Critical Infrastructure Organizations Further Affected in 3CX Breach
As investigations continue, researchers find confirmation in their suspicions of a sprawling attack affecting multiple organizations.
Just a month after the North Korea-linked APT hacker group known as Lazarus targeted 3CX in a supply chain attack, Symantec's researchers have found that two infrastructure organizations as well as two businesses involved in financial trading were affected in the same attack.
The initial compromise that affected 3CX — also known as the X-Trader software supply chain attack and first discovered by Mandiant researchers — was a supply chain compromise that "spread malware via a Trojanized version of 3CX's legitimate software that was available to download from their website." This breach caused customers to download malicious versions of the company's video-calling software.

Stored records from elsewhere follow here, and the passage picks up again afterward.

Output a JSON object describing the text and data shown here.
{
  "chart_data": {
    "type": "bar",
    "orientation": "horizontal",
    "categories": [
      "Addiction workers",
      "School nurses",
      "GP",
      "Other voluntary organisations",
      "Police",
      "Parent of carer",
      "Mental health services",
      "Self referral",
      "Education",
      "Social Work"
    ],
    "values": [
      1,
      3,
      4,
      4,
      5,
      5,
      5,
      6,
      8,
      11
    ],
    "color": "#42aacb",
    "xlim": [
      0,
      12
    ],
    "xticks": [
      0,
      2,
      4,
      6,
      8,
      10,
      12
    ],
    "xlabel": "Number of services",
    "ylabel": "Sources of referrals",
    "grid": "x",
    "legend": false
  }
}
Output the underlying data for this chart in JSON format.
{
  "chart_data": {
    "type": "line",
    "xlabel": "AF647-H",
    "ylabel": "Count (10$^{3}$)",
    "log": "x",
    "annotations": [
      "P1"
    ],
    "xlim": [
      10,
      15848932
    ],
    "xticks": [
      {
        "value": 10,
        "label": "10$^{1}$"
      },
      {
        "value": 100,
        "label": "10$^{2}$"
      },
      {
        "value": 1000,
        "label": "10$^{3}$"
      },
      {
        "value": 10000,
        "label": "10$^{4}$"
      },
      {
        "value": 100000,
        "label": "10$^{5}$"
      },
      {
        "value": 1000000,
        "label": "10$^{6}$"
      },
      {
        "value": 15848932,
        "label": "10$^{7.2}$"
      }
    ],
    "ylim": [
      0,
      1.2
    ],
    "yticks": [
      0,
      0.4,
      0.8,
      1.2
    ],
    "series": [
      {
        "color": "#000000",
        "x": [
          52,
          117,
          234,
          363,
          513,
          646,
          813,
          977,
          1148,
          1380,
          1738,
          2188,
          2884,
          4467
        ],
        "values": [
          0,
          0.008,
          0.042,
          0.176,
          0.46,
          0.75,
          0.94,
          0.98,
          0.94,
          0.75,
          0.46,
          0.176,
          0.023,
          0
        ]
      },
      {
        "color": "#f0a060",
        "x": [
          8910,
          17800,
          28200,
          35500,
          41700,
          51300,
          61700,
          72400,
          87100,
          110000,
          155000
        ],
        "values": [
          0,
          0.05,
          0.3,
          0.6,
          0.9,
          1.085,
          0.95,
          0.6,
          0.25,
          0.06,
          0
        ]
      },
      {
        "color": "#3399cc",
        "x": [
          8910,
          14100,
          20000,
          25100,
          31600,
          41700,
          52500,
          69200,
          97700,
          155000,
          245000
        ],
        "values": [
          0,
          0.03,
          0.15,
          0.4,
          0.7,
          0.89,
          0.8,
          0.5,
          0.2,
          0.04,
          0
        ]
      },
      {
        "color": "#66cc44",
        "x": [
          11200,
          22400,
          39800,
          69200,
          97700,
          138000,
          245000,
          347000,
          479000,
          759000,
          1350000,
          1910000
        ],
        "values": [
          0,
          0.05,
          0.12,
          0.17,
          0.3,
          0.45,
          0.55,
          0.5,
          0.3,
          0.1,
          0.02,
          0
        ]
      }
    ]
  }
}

As the investigation unfolds with new information, the names of the two critical infrastructure organizations affected have not been revealed, but they are in the power and energy sector, in the US and Europe, respectively. The attack seems to be financially motivated; while North Korea-sponsored threat actors engage in cyber espionage, they also go after funds for the regime.
If important organizations are being targeted now, it could lead to further exploitation in the future, researchers are warning.
"The impact from these infections is unknown at this time — more investigation is required and is on-going," said Eric Chien, director of security response at Symantec, after stating that the attacks occurred between September and November last year.